Kidney Damage Biomarkers and Incident Chronic Kidney Disease During Blood Pressure Reduction: A Case-Control Study

Abstract

Background: Whether the increased incidence of chronic kidney disease (CKD) during intensive systolic blood pressure (SBP) lowering is accompanied by intrinsic kidney injury is unknown.

Objective: To compare changes in kidney damage biomarkers between incident CKD case participants and matched control participants as well as between case participants in the intensive (<120 mm Hg) versus the standard (<140 mm Hg) SBP management groups of SPRINT (Systolic Blood Pressure Intervention Trial).

Design: Nested case-control study within SPRINT.

Setting: Adults with hypertension without baseline kidney disease.

Participants: Case participants (n = 162), who developed incident CKD during trial follow-up (128 in the intensive and 34 in the standard group), and control participants (n = 162) without incident CKD, who were matched on age, sex, race, baseline estimated glomerular filtration rate, and randomization group.

Measurements: 9 urinary biomarkers of kidney damage were measured at baseline and at 1 year. Linear mixed-effects models were used to estimate 1-year biomarker changes.

Results: Higher concentrations of urinary albumin, kidney injury molecule-1, and monocyte chemoattractant protein-1 at baseline were significantly associated with greater odds of incident CKD (adjusted odds ratio per doubling: 1.50 [95% CI, 1.14 to 1.98], 1.51 [CI, 1.05 to 2.17], and 1.70 [CI, 1.13 to 2.56], respectively). After 1 year of blood pressure intervention, incident CKD case participants in the intensive group had significantly greater decreases in albumin-creatinine ratio (ACR), interleukin-18, anti-chitinase-3-like protein 1 (YKL-40), and uromodulin than the matched control participants. Compared with case participants in the standard group, those in the intensive group had significantly greater decreases in ACR, β2-microglobulin, α1-microglobulin, YKL-40, and uromodulin.

Limitation: Biomarker measurements were available only at baseline and 1 year.

Conclusion: Incident CKD in the setting of intensive SBP lowering was accompanied by decreases, rather than elevations, in levels of kidney damage biomarkers and thus may reflect benign changes in renal blood flow rather than intrinsic injury.

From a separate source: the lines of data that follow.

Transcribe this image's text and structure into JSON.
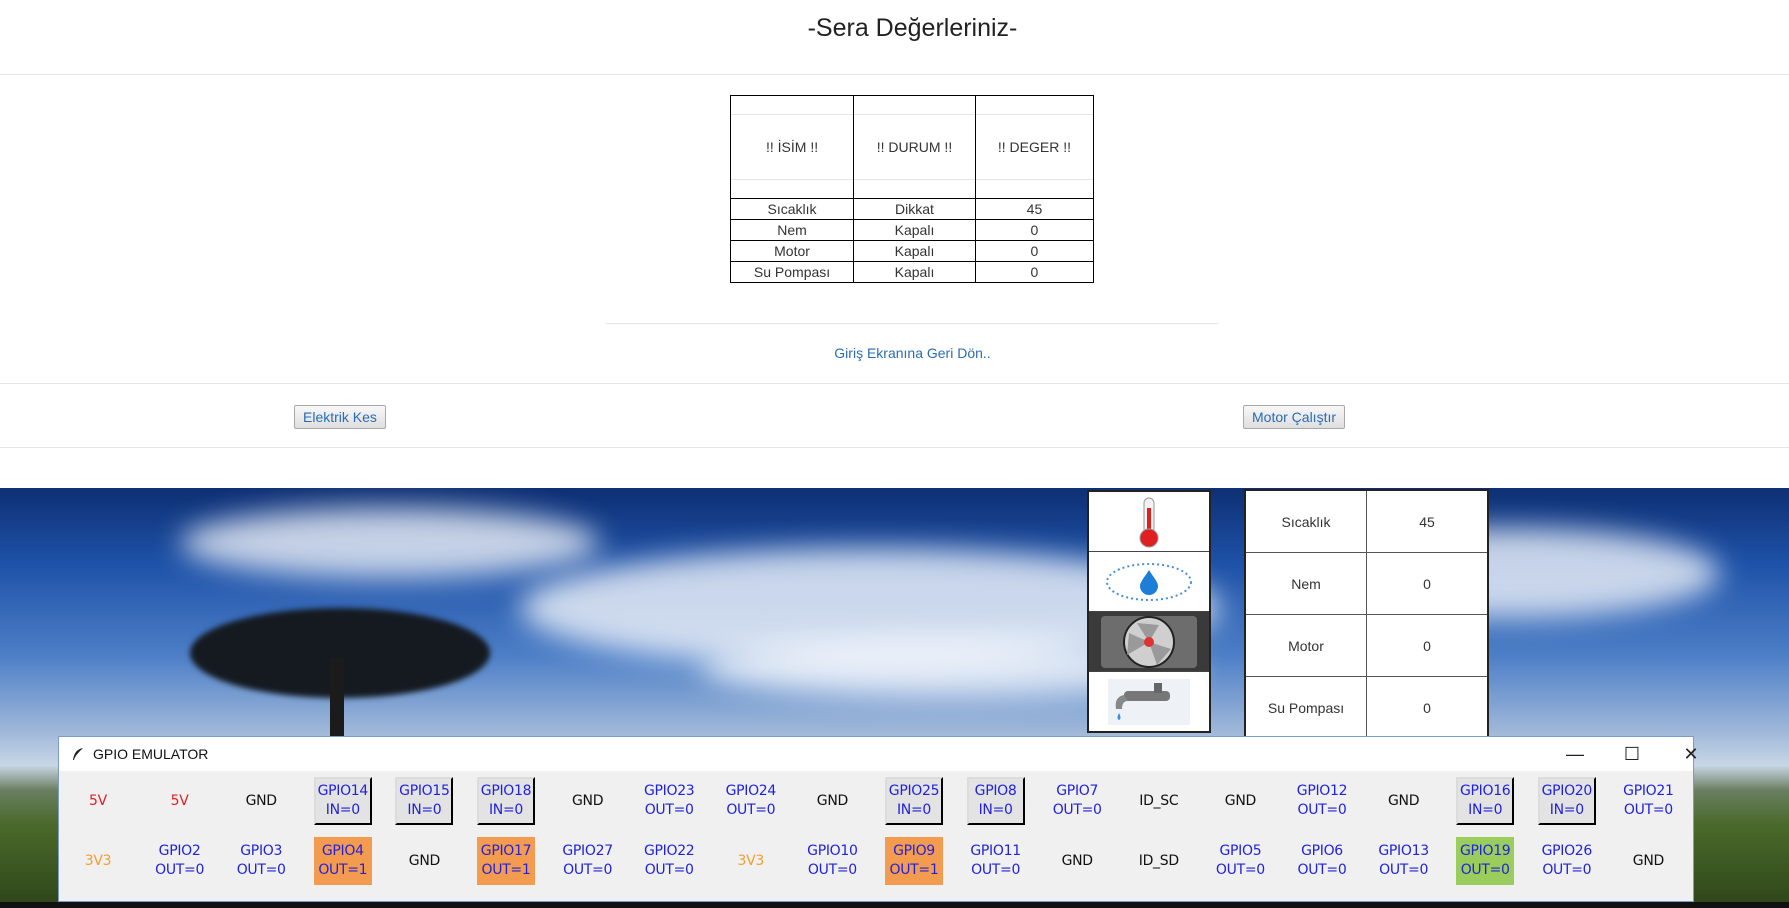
{
  "page": {
    "title": "-Sera Değerleriniz-",
    "back_link": "Giriş Ekranına Geri Dön..",
    "buttons": {
      "cut_power": "Elektrik Kes",
      "run_motor": "Motor Çalıştır"
    }
  },
  "status_table": {
    "headers": [
      "!! İSİM !!",
      "!! DURUM !!",
      "!! DEGER !!"
    ],
    "rows": [
      [
        "Sıcaklık",
        "Dikkat",
        "45"
      ],
      [
        "Nem",
        "Kapalı",
        "0"
      ],
      [
        "Motor",
        "Kapalı",
        "0"
      ],
      [
        "Su Pompası",
        "Kapalı",
        "0"
      ]
    ]
  },
  "side_panel": {
    "icons": [
      "thermometer-icon",
      "water-drop-icon",
      "fan-icon",
      "faucet-icon"
    ],
    "rows": [
      [
        "Sıcaklık",
        "45"
      ],
      [
        "Nem",
        "0"
      ],
      [
        "Motor",
        "0"
      ],
      [
        "Su Pompası",
        "0"
      ]
    ]
  },
  "gpio_window": {
    "title": "GPIO EMULATOR",
    "top_row": [
      {
        "label": "5V",
        "style": "red"
      },
      {
        "label": "5V",
        "style": "red"
      },
      {
        "label": "GND",
        "style": "black"
      },
      {
        "label": "GPIO14\nIN=0",
        "style": "raised"
      },
      {
        "label": "GPIO15\nIN=0",
        "style": "raised"
      },
      {
        "label": "GPIO18\nIN=0",
        "style": "raised"
      },
      {
        "label": "GND",
        "style": "black"
      },
      {
        "label": "GPIO23\nOUT=0",
        "style": "plain"
      },
      {
        "label": "GPIO24\nOUT=0",
        "style": "plain"
      },
      {
        "label": "GND",
        "style": "black"
      },
      {
        "label": "GPIO25\nIN=0",
        "style": "raised"
      },
      {
        "label": "GPIO8\nIN=0",
        "style": "raised"
      },
      {
        "label": "GPIO7\nOUT=0",
        "style": "plain"
      },
      {
        "label": "ID_SC",
        "style": "black"
      },
      {
        "label": "GND",
        "style": "black"
      },
      {
        "label": "GPIO12\nOUT=0",
        "style": "plain"
      },
      {
        "label": "GND",
        "style": "black"
      },
      {
        "label": "GPIO16\nIN=0",
        "style": "raised"
      },
      {
        "label": "GPIO20\nIN=0",
        "style": "raised"
      },
      {
        "label": "GPIO21\nOUT=0",
        "style": "plain"
      }
    ],
    "bottom_row": [
      {
        "label": "3V3",
        "style": "gold"
      },
      {
        "label": "GPIO2\nOUT=0",
        "style": "plain"
      },
      {
        "label": "GPIO3\nOUT=0",
        "style": "plain"
      },
      {
        "label": "GPIO4\nOUT=1",
        "style": "orange"
      },
      {
        "label": "GND",
        "style": "black"
      },
      {
        "label": "GPIO17\nOUT=1",
        "style": "orange"
      },
      {
        "label": "GPIO27\nOUT=0",
        "style": "plain"
      },
      {
        "label": "GPIO22\nOUT=0",
        "style": "plain"
      },
      {
        "label": "3V3",
        "style": "gold"
      },
      {
        "label": "GPIO10\nOUT=0",
        "style": "plain"
      },
      {
        "label": "GPIO9\nOUT=1",
        "style": "orange"
      },
      {
        "label": "GPIO11\nOUT=0",
        "style": "plain"
      },
      {
        "label": "GND",
        "style": "black"
      },
      {
        "label": "ID_SD",
        "style": "black"
      },
      {
        "label": "GPIO5\nOUT=0",
        "style": "plain"
      },
      {
        "label": "GPIO6\nOUT=0",
        "style": "plain"
      },
      {
        "label": "GPIO13\nOUT=0",
        "style": "plain"
      },
      {
        "label": "GPIO19\nOUT=0",
        "style": "green"
      },
      {
        "label": "GPIO26\nOUT=0",
        "style": "plain"
      },
      {
        "label": "GND",
        "style": "black"
      }
    ]
  }
}
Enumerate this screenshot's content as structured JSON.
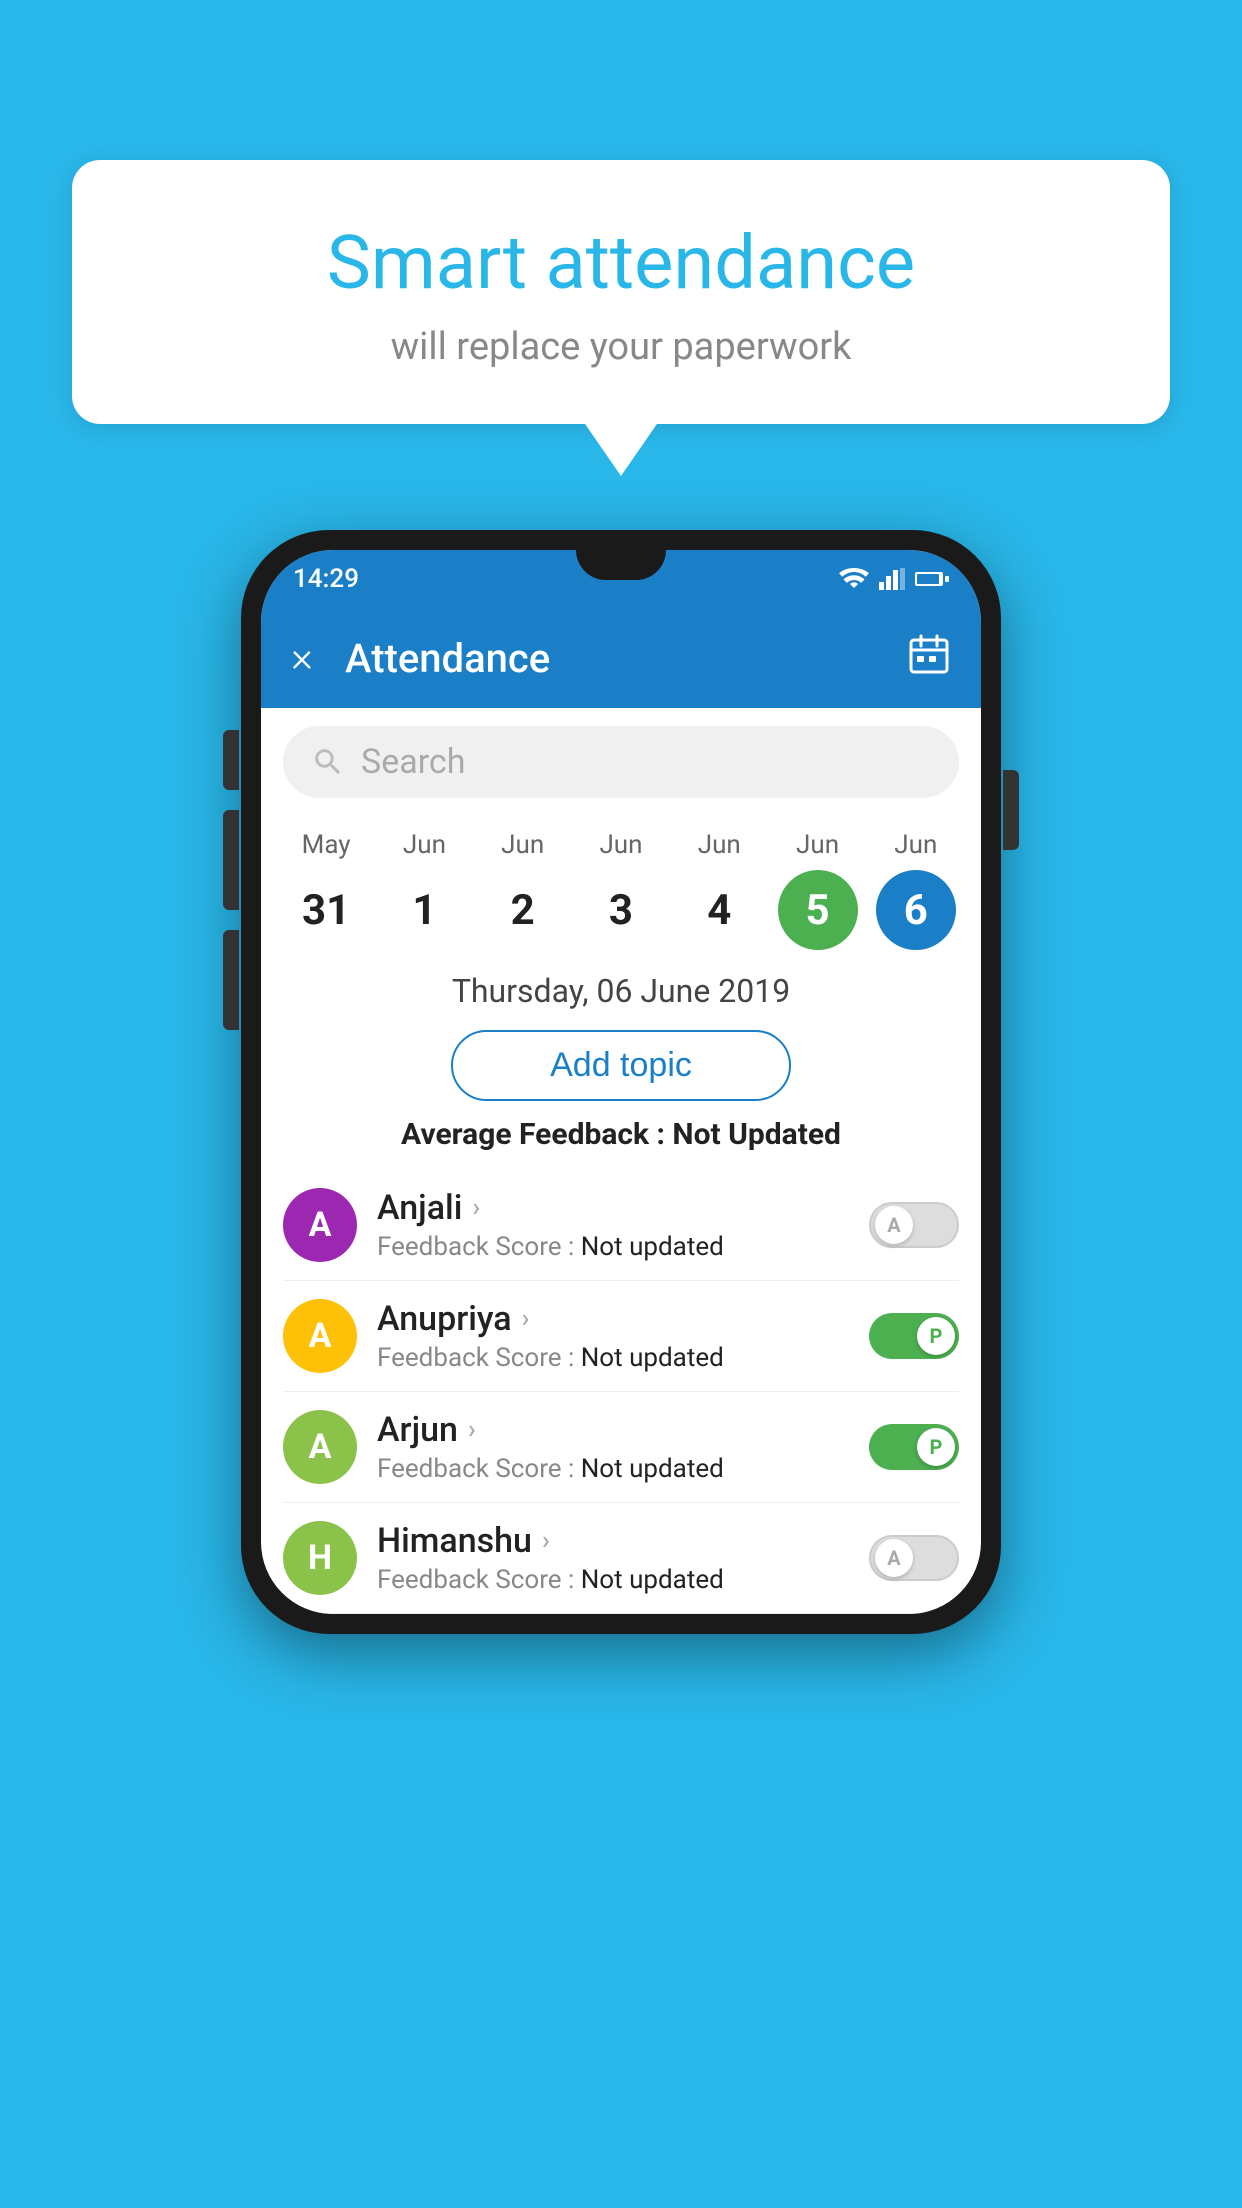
{
  "background_color": "#29b6e8",
  "speech_bubble": {
    "title": "Smart attendance",
    "subtitle": "will replace your paperwork"
  },
  "status_bar": {
    "time": "14:29"
  },
  "app_bar": {
    "title": "Attendance",
    "close_label": "×",
    "calendar_icon": "📅"
  },
  "search": {
    "placeholder": "Search"
  },
  "calendar": {
    "days": [
      {
        "month": "May",
        "day": "31",
        "style": "normal"
      },
      {
        "month": "Jun",
        "day": "1",
        "style": "normal"
      },
      {
        "month": "Jun",
        "day": "2",
        "style": "normal"
      },
      {
        "month": "Jun",
        "day": "3",
        "style": "normal"
      },
      {
        "month": "Jun",
        "day": "4",
        "style": "normal"
      },
      {
        "month": "Jun",
        "day": "5",
        "style": "green"
      },
      {
        "month": "Jun",
        "day": "6",
        "style": "blue"
      }
    ]
  },
  "selected_date": "Thursday, 06 June 2019",
  "add_topic_label": "Add topic",
  "avg_feedback_label": "Average Feedback :",
  "avg_feedback_value": "Not Updated",
  "students": [
    {
      "name": "Anjali",
      "initial": "A",
      "avatar_color": "#9c27b0",
      "feedback_label": "Feedback Score :",
      "feedback_value": "Not updated",
      "toggle_state": "off",
      "toggle_letter": "A"
    },
    {
      "name": "Anupriya",
      "initial": "A",
      "avatar_color": "#ffc107",
      "feedback_label": "Feedback Score :",
      "feedback_value": "Not updated",
      "toggle_state": "on",
      "toggle_letter": "P"
    },
    {
      "name": "Arjun",
      "initial": "A",
      "avatar_color": "#8bc34a",
      "feedback_label": "Feedback Score :",
      "feedback_value": "Not updated",
      "toggle_state": "on",
      "toggle_letter": "P"
    },
    {
      "name": "Himanshu",
      "initial": "H",
      "avatar_color": "#8bc34a",
      "feedback_label": "Feedback Score :",
      "feedback_value": "Not updated",
      "toggle_state": "off",
      "toggle_letter": "A"
    }
  ]
}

Primary funding source: National Institute for Diabetes and Digestive and Kidney Diseases.

Figure 1.

The 1-year percent changes of nine urinary biomarkers among incident CKD cases and matched controls, stratified by randomization arm, in SPRINT. The black bars denote incident CKD cases, and the gray bars denote matched controls without CKD. There were 128 cases in the intensive arm and 34 in the standard arm; one control was matched per case within each intervention arm on age (within 5 years), sex, race, and baseline eGFR (within 5 ml/min/1.73m2). The 1-year changes were estimated from separate linear mixed models for each biomarker, adjusting for log2-transformed urine creatinine and systolic blood pressure. Error bars denote the 95% confidence intervals (CIs). The y-axes are truncated at +/− 80%. The 95% CI upper bounds for several biomarkers among cases in the standard arm were truncated: the 95% CI upper bounds of 1-year changes in KIM-1, MCP-1, β2M, and α1M extend to 97%, 89%, 114%, and 163%, respectively. Brackets with p-values represent comparisons of 1-year changes between respective groups at bracket tails. P-values <0.05 were considered statistically significant and have been bolded. The numerical values of the 1-year change and 95% CIs are presented in Appendix Table 6. Full names for each urinary biomarker are as follows: albumin-creatinine ratio (ACR), interleukin-18 (IL-18), kidney injury molecule-1 (KIM-1), neutrophil gelatinase-associated lipocalin (NGAL), monocyte chemoattractant protein-1 (MCP-1), anti-chitinase-3-like protein 1 (YKL-40), beta-2 microglobulin (β2M), α1microglobulin (α1M), and uromodulin (UMOD).